As another conference participant observed, “I have not seen a technology that has such a developmental impact as renewable energy technology.” This is in part because the economic empowerment of women has a multiplier effect, improving health and family outcomes, and laying the foundations for deeper participation in the formal economy.
But it is not just in marginalised rural communities that renewable energy technology offers new opportunities for women. The structure of our current economy — indeed, our society — is deeply linked to the energy sources on which it is dependent.
Fossil fuel companies do not just pollute air and water without penalty, imposing the costs of their dirty business models on the most vulnerable. They also pollute our politics. Countries that are dominated by extractive industries are notoriously more corrupt than those that are not — the so-called “resource curse”. It stands to reason then, that if we wish to reduce corruption — such as ANC kickbacks from companies – we should also reduce our dependence on fossil fuels as far as possible. Since women are more vulnerable to the effects of corruption than men (according to a 2008 report by Unifem), this reduction in corruption will bring substantial benefits for women.
As Michael Liebreich of Bloomberg New Energy Finance observes, “Clean energy is inherently more local, more distributed, more accountable … the revolution afoot in energy, driven by new technologies and distributed generation, can and should mean a democratisation of social as well as electrical power.” That means that renewable energy development can support African communities and community values, as communities that are embedded in the natural world and do not hold themselves above it, in ways that the technocratic, ruthless capitalism of extractive fossil-fuel energy does not. To put it another way, renewable energy brings us back in touch with the rhythms and cycles and limitations of nature.

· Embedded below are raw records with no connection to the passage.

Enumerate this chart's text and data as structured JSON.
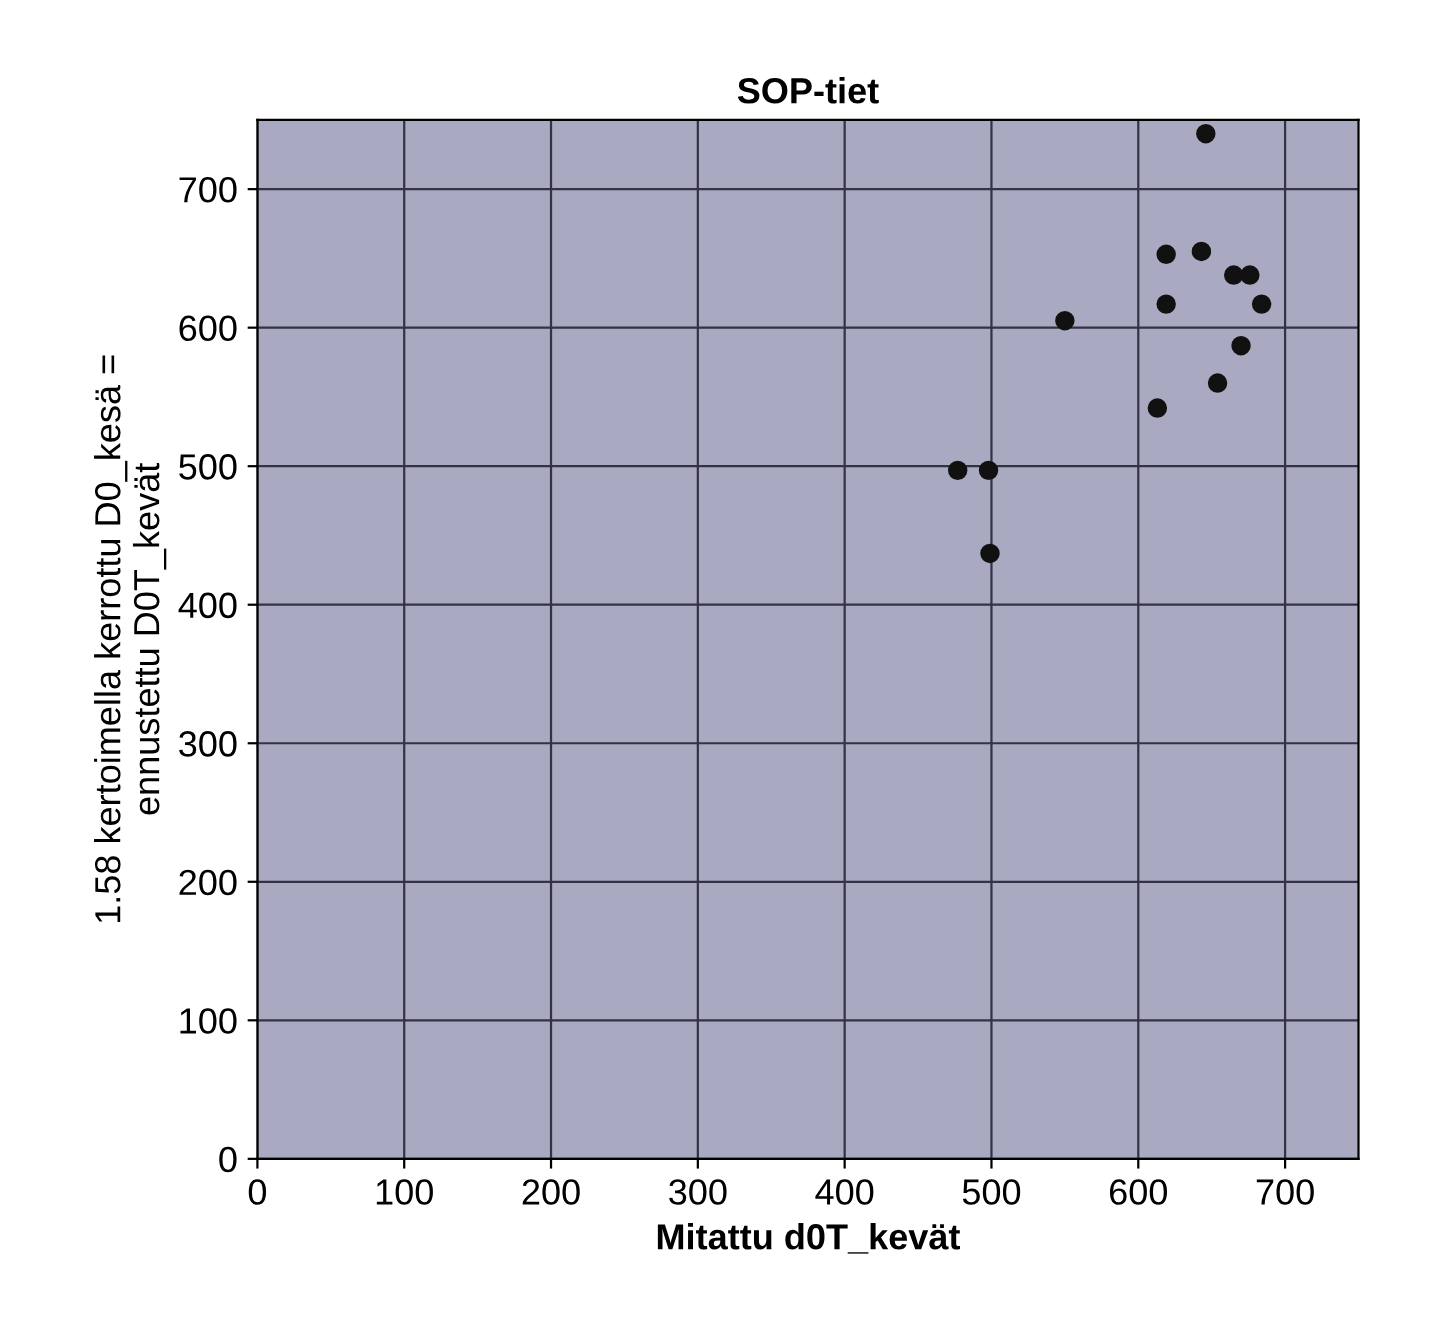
{
  "chart_data": {
    "type": "scatter",
    "title": "SOP-tiet",
    "xlabel": "Mitattu d0T_kevät",
    "ylabel": "1.58 kertoimella kerrottu D0_kesä =\nennustettu D0T_kevät",
    "x": [
      646,
      619,
      643,
      665,
      676,
      619,
      684,
      550,
      670,
      654,
      613,
      477,
      498,
      499
    ],
    "series": [
      {
        "color": "#111111",
        "values": [
          740,
          653,
          655,
          638,
          638,
          617,
          617,
          605,
          587,
          560,
          542,
          497,
          497,
          437
        ]
      }
    ],
    "xlim": [
      0,
      750
    ],
    "ylim": [
      0,
      750
    ],
    "xticks": [
      0,
      100,
      200,
      300,
      400,
      500,
      600,
      700
    ],
    "yticks": [
      0,
      100,
      200,
      300,
      400,
      500,
      600,
      700
    ],
    "grid": true,
    "marker": "circle",
    "legend": false
  }
}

Following the #FeesMustFall student protests, South Africans have been asking themselves how the government will fund new commitments to higher education. One possibility is the savings on fossil-fuel imports that could be made if we strengthened our commitment to renewable energy for 100% renewable energy supply by 2050. This would save us an additional R30 billion each year in reduced fossil-fuel imports, according to an analysis by the New Climate Institute. It would also prevent an additional 1 200 deaths due to air pollution; and create an additional 25 000 jobs.

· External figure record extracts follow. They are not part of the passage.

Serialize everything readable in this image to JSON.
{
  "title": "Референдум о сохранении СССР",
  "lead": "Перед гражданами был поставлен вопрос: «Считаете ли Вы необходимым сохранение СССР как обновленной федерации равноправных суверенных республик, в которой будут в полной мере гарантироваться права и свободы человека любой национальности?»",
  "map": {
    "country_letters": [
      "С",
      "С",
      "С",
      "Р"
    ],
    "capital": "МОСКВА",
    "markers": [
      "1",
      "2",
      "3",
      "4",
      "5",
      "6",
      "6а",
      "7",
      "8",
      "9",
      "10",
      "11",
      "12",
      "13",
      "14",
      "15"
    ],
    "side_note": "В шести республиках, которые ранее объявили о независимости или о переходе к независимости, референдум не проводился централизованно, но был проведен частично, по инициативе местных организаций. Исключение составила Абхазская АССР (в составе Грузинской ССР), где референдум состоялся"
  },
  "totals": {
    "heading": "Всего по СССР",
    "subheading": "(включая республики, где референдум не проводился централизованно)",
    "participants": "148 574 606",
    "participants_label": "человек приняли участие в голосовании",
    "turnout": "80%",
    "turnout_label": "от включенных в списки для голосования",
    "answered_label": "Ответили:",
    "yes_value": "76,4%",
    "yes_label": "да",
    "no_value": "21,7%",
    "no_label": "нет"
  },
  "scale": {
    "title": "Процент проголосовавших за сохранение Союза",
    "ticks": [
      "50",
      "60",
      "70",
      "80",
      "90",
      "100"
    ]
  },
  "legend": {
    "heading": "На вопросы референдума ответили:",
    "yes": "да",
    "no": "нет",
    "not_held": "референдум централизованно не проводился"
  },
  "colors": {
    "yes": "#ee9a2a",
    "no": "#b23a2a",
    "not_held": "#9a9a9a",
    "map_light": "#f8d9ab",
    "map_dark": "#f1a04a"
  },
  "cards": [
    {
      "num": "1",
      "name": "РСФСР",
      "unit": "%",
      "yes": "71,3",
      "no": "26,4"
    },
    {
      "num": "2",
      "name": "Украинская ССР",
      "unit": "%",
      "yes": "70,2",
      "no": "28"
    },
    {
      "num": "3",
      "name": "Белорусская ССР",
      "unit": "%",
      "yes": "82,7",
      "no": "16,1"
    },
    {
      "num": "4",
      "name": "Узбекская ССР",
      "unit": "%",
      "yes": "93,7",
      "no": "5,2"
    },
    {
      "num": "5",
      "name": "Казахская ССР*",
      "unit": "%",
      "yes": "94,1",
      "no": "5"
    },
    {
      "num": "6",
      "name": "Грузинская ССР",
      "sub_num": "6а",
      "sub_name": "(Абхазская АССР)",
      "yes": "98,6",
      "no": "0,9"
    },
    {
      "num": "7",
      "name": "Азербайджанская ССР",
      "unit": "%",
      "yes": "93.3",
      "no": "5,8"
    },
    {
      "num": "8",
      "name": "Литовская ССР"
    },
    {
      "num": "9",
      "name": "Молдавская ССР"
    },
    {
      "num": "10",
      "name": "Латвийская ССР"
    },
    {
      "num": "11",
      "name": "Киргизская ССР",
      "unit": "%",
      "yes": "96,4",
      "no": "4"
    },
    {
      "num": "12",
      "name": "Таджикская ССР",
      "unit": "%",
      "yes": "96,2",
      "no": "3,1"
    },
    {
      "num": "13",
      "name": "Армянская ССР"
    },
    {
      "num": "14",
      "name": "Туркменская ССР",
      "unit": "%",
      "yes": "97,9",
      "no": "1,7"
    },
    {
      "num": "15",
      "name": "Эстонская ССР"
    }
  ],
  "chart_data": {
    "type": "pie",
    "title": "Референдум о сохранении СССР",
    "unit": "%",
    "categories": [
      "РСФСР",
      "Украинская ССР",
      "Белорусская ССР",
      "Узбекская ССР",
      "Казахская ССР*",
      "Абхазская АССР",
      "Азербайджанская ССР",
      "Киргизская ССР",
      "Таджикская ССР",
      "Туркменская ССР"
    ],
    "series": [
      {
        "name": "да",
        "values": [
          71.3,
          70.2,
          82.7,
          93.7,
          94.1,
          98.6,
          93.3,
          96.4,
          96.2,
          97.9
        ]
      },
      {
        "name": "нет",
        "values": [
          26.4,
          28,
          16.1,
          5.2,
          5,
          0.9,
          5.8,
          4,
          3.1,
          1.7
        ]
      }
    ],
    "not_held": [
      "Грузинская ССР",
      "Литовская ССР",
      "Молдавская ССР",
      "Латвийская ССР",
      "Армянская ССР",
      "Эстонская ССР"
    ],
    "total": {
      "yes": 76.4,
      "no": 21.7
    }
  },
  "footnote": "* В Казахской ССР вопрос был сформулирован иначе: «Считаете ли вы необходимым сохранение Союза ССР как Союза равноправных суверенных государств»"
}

The global energy sector is notoriously male-dominated. Though the emerging renewable energy sector remains notably male-dominated, in many instances it is more open to gender-inclusive practices. In countries like Germany and the UK, women are more visible as industry leaders in the renewables sector than they are in old energy, particularly in Germany’s multitude of community energy companies. Bloomberg New Energy Finance actively seeks to grow the participation of women in the sector.
If women are to benefit from a 100% renewable energy target for South Africa, we must ensure this goal is adopted. We must stand up for renewable energy, whether in business or politics or as consumers. We should lobby those institutions that are intended to represent women, such as the gender commission, to add their voices to this call. We should call on women in politics to stand up for a more democratic and humane national energy policy that will truly benefit women — and everyone else too.
Dr Yvette Abrahams is a research adviser to Project 90 by 2030.